Fayetteville State University, Nursing Program, FSU
Fayetteville State University

North Carolina faces a shortage of as many as 21,000 qualified nurses in the coming decade if burnout rates continue.

"We have a nursing shortage, straight across the board," said Erin Fraher, deputy director for policy at the Cecil G. Sheps Center for Health Services Research at the University of North Carolina. "Of the workforce that I am most concerned about right now, I am most concerned about nursing. We have shortages in urban areas. We have shortages in rural areas. We have hospitals desperate for nurses."

Researchers began the work of analyzing the nursing workforce before the Covid-19 pandemic.
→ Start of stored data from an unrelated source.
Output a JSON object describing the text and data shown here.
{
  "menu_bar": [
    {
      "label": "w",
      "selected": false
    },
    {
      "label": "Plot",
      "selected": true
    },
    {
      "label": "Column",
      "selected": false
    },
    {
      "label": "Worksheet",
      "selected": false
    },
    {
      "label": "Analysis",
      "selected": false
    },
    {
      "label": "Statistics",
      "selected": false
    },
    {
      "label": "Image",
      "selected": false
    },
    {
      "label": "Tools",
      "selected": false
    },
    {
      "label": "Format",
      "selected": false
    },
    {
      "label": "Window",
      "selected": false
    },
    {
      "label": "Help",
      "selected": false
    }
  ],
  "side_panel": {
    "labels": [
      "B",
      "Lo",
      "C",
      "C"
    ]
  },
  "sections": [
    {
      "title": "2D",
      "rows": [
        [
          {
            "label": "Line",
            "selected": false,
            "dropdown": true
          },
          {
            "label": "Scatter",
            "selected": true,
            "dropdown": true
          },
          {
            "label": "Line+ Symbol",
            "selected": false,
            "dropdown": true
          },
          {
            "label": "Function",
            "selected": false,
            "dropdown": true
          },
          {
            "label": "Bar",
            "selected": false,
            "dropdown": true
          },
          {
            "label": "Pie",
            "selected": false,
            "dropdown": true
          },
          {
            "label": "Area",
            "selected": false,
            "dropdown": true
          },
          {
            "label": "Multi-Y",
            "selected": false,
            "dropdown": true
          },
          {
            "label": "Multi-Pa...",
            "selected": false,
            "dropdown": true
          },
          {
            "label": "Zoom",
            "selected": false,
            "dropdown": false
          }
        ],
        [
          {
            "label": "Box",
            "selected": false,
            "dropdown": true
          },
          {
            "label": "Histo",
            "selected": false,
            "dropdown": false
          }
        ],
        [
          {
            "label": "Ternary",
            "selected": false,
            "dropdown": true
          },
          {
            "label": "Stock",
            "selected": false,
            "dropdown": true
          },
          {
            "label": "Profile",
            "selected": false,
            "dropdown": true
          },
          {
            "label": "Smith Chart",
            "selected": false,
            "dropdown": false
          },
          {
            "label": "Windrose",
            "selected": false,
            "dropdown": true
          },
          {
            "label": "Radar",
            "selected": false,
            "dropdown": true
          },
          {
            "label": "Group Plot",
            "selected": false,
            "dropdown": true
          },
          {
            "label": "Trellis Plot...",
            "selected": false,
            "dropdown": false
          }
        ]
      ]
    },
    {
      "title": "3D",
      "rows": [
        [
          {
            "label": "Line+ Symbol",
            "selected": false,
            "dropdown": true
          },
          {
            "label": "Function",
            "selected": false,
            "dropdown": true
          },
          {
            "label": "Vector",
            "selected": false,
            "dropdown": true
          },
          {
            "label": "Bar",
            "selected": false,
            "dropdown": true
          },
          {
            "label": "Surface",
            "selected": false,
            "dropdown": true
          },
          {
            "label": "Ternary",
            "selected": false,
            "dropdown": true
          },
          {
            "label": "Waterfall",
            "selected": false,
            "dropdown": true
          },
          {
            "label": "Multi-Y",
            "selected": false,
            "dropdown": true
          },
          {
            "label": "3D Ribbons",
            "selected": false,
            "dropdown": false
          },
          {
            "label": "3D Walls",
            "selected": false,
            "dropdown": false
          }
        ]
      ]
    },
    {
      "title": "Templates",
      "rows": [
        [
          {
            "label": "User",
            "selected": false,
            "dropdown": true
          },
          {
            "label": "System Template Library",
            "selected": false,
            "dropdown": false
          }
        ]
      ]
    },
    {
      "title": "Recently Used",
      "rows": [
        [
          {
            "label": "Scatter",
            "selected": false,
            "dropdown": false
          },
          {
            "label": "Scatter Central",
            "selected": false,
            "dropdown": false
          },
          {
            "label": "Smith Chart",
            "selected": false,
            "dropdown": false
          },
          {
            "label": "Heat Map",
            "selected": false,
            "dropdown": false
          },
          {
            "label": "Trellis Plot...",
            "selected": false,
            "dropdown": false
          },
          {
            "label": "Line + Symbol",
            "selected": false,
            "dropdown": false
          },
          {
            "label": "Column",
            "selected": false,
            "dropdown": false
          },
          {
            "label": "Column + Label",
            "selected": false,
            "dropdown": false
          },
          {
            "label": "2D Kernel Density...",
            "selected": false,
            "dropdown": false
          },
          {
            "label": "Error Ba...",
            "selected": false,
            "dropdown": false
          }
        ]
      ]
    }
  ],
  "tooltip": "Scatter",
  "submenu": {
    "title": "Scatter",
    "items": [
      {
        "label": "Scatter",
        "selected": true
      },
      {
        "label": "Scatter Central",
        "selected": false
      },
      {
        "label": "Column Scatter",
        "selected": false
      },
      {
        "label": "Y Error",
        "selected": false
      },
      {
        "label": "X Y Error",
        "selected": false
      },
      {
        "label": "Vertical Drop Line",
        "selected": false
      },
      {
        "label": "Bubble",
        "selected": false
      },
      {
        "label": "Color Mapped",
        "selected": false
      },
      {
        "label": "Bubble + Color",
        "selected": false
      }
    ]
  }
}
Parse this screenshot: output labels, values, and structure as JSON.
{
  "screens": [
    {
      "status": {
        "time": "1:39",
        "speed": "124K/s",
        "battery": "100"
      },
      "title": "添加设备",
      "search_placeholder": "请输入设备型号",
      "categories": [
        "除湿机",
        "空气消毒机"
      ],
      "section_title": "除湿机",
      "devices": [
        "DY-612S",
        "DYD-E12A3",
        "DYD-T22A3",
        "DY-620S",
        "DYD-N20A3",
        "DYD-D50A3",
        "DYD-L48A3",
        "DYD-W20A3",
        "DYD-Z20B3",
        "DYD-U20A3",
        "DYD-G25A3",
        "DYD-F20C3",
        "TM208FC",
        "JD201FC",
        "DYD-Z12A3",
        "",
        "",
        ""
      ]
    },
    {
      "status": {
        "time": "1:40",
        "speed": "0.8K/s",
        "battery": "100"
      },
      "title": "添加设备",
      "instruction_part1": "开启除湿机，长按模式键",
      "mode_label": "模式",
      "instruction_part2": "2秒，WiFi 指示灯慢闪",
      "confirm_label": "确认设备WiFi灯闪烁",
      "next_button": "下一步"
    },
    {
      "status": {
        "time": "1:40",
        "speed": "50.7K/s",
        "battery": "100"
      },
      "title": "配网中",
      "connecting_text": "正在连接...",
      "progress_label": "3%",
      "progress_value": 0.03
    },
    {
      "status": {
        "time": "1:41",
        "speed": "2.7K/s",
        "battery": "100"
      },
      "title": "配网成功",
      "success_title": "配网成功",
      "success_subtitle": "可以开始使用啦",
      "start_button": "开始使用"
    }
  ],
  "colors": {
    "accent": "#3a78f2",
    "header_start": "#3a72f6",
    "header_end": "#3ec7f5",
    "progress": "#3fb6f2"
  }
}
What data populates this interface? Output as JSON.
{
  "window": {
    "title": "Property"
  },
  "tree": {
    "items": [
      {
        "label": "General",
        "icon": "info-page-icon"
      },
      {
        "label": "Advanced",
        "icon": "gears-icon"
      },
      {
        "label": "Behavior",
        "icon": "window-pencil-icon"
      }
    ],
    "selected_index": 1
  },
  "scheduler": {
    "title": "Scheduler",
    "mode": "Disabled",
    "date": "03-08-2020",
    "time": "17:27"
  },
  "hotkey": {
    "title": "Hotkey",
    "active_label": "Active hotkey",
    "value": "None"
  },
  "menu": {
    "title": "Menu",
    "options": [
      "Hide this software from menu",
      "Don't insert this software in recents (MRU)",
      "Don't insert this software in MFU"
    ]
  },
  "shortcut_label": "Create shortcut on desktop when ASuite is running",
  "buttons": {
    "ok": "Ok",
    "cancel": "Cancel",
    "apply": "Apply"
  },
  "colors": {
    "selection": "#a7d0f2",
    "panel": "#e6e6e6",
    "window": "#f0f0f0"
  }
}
Even then, projections showed a shortage of 12,000 nurses by 2033. But as health care workers, and nurses in particular, have been pushed to the brink of exhaustion while treating thousands of Covid-19 patients, Fraher and others worry shortages will grow even bigger.

The projections were released by health workforce experts with The Sheps Center, in partnership with the North Carolina Board of Nursing. The models were condensed into an online tool that allows users to see thousands of different forecast outcomes by changing variables.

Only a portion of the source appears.